From “What to Expect When Expecting” to “Expecting Better,” you’d be hard-pressed to find a life stage that’s more cloaked in mystery — and ripe for confessional — than pregnancy. Even if you’ve been here before, it’s always good to know that every pregnancy is a different experience. Sometimes, you can read all the books, listen to all the podcasts, take that 3-day prenatal workshop, and still pregnancy throws some wacky curveballs your way.
So, in the spirit of transparency, we gathered some Ritual staffers around the (virtual) watercooler and asked them what to expect when you’re pregnant. Do you really outgrow your shoes forever? Why* don’t* you see your care provider every week? And where’s this glow everyone talks about?
What I Didn’t Expect During Pregnancy (But Turns Out to Be Totally Normal)
1. Pregnancy doesn’t feel amazing for everyone.
“Being pregnant was not my favorite, and I realized that was okay. The experience is different for everyone and I honored my own journey. I was amazed that my body could form this little baby inside of me. The biology of it all was fascinating!” — Isadora, Ritual Employee
The list of unexpected and uncontrollable changes that the body endures during pregnancy is endless. Everything from hyperemesis gravidarum (aka the deceptively named ‘morning’ sickness) to hemorrhoids (fun!), hyper-mobility, random hair growth, and what feels like leaking from every orifice (sorry, but true!) is on the menu for the next 9 months, and the most frustrating part is that you don’t have much choice in the matter — your experience chooses you. Mostly.

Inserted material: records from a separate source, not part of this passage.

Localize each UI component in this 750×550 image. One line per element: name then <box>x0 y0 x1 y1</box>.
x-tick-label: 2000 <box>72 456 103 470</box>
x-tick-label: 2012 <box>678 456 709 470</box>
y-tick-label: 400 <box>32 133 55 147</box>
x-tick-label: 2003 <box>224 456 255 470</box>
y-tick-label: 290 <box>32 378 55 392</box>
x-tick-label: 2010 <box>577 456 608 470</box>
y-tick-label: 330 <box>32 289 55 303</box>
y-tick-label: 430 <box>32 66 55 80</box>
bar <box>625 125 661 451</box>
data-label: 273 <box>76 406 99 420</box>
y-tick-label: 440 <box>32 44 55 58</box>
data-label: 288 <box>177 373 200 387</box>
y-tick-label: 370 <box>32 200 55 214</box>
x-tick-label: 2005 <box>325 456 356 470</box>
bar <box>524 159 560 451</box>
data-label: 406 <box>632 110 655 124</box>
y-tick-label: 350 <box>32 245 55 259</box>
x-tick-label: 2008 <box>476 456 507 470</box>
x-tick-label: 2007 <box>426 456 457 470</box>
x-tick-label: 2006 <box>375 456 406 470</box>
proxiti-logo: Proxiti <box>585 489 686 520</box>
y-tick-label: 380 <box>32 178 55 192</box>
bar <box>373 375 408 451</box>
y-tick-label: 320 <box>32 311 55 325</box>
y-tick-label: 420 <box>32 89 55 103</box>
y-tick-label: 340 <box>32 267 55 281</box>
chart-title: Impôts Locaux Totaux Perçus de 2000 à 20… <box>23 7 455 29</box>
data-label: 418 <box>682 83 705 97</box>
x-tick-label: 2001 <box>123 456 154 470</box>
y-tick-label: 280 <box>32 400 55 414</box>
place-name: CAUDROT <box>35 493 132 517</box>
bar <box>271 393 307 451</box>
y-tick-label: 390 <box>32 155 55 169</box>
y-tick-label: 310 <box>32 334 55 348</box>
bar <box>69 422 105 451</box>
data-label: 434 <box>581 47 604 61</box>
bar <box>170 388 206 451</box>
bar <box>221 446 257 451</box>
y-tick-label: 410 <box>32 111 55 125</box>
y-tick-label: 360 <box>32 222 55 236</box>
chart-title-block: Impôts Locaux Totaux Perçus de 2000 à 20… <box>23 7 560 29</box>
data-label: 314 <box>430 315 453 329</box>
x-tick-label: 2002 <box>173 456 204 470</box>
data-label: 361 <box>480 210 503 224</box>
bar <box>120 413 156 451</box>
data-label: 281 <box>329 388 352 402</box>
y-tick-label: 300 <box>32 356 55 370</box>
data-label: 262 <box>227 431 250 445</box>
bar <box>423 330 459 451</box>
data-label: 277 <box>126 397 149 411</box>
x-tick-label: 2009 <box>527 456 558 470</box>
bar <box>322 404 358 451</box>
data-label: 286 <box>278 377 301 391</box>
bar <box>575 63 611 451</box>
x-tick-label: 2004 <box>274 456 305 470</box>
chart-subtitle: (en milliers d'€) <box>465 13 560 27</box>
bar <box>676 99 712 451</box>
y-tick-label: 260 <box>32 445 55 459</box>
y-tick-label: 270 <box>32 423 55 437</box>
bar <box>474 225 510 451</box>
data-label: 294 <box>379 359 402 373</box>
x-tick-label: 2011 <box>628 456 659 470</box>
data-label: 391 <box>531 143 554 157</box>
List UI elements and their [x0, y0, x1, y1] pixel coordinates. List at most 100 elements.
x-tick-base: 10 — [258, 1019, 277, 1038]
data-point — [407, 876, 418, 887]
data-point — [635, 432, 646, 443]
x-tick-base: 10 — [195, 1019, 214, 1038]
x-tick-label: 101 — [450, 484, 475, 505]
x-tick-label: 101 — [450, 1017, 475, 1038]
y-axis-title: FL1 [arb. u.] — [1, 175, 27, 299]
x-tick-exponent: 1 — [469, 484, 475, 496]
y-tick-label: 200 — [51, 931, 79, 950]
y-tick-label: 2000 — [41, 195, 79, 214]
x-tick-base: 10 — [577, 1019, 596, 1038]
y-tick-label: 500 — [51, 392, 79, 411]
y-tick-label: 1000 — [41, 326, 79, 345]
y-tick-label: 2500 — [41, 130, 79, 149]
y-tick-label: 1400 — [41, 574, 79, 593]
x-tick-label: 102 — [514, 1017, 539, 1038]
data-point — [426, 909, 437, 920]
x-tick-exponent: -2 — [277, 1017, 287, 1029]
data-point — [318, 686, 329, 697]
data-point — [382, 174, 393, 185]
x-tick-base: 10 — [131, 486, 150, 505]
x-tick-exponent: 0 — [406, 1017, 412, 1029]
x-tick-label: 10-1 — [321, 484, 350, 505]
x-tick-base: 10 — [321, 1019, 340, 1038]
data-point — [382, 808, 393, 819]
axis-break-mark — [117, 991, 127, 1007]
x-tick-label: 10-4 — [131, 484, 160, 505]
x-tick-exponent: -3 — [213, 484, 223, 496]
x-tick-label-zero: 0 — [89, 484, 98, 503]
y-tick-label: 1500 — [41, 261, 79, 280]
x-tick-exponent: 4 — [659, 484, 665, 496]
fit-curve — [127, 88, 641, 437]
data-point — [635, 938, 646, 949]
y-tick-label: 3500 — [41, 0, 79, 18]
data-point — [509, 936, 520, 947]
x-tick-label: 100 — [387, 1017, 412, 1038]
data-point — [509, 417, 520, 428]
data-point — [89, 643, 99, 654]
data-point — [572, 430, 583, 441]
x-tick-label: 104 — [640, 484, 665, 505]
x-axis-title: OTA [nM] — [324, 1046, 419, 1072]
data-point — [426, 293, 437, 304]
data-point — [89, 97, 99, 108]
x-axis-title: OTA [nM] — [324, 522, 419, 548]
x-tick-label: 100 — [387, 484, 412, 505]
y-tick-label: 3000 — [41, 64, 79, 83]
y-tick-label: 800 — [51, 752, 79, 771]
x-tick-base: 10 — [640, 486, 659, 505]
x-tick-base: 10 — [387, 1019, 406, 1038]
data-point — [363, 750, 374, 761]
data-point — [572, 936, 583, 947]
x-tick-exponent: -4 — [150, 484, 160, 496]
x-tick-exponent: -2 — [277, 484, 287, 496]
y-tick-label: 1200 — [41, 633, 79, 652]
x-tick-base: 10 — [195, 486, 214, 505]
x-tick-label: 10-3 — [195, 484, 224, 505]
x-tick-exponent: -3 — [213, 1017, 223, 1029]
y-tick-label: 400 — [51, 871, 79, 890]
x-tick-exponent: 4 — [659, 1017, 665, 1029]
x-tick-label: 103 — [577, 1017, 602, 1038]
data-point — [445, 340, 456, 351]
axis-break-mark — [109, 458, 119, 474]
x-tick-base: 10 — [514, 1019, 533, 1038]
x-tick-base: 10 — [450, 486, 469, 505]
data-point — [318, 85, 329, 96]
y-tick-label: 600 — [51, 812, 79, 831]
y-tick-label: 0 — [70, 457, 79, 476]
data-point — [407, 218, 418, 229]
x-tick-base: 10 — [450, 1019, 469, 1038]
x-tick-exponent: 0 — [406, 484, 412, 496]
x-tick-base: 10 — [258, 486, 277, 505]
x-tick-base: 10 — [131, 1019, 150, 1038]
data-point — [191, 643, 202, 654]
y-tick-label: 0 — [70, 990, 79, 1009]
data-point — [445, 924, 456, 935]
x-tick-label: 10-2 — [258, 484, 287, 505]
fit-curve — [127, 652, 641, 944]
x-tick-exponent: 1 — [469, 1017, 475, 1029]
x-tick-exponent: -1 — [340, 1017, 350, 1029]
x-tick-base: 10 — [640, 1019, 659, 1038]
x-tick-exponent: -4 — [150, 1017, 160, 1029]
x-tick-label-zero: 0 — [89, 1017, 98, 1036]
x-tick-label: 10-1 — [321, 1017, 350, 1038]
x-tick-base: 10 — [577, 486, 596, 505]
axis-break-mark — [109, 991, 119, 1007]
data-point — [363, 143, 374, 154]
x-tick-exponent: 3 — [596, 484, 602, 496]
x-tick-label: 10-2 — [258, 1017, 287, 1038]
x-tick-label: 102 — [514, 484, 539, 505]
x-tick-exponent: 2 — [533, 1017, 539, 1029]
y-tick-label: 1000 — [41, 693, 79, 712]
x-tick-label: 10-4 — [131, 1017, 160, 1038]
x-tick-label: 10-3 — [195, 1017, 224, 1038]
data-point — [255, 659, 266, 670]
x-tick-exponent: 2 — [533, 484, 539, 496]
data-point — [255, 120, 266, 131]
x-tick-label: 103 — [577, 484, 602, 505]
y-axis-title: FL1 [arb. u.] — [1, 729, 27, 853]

Pregnancy affects every major organ and function within the body: there are cellular changes – your body literally grows its own organ (the placenta) during every pregnancy; red blood volume increases by 20-30% and in turn, the heart works 30-60% harder to keep up; a flood of hormones send the adrenal glands into overdrive. (1) That’s not to mention increased relaxin levels that help soften ligaments, allowing your body to expand and soften to accommodate a growing baby, which is also why you might find your feet lengthen during pregnancy, rendering your shoe collection obsolete forevermore.
All these changes can feel like a lot and if being pregnant brings you more stress than joy, that’s a very normal and valid experience.
2. Not all baby bumps look the same.
“It doesn’t necessarily mean something is wrong – or not – with how your baby is developing if you gain weight early, unevenly, or if you have a bigger or smaller bump than someone else. I’ve heard that it’s common to ‘pop’ later in your first pregnancy and I have found this to be true. I’m now 30 weeks and really starting to look and feel pregnant for the first time.” — Larissa, Ritual Employee
Bodies have always come in all shapes, sizes, and abilities, and that doesn’t change during pregnancy. The size and position of your placenta, uterus, and growing baby all contribute to the shape of your belly, as does your frame and body size pre-pregnancy. The perfectly round beach-ball-belly is a homogenized ideal of pregnancy that doesn’t account for body diversity. Your body will continue to shapeshift (which is, objectively, very cool) during pregnancy and postpartum in its own, beautiful way.
3. The shift in focus from mom to baby.
“I was really surprised by the feeling of loss I felt when all of the time and attention shifted from me to the baby after birth. It was one of the many moments postpartum that suggested once the baby is born, mothers are sort of discarded.” — Anna, Ritual Employee
Prenatal visits at the start of pregnancy are few and far between, and it can feel like you’re floating in limbo, desperately hoping for some reassurance that yes, you are indeed still pregnant, and yes, you don’t need to see a doctor every week. Most people will not see their OB/GYN or midwife until around 8 weeks pregnant and when it’s your first time or the journey to conceiving has been long and winding, those first few months can feel like an eternity. By the end of a full-term pregnancy, you’ll see your care provider much more frequently and hopefully cement a strong, trusting relationship with them. This is essential as you advocate for yourself during pregnancy, birth, and postpartum — and it can also feel jarring when suddenly that care and attention abruptly stops after your baby is born.
Birth often takes over the conversation during pregnancy, but it’s just as important to hatch a postpartum plan. Solidify your rings of support and ask your care provider what their postpartum care will look like. Prep for the worst and hope for the best!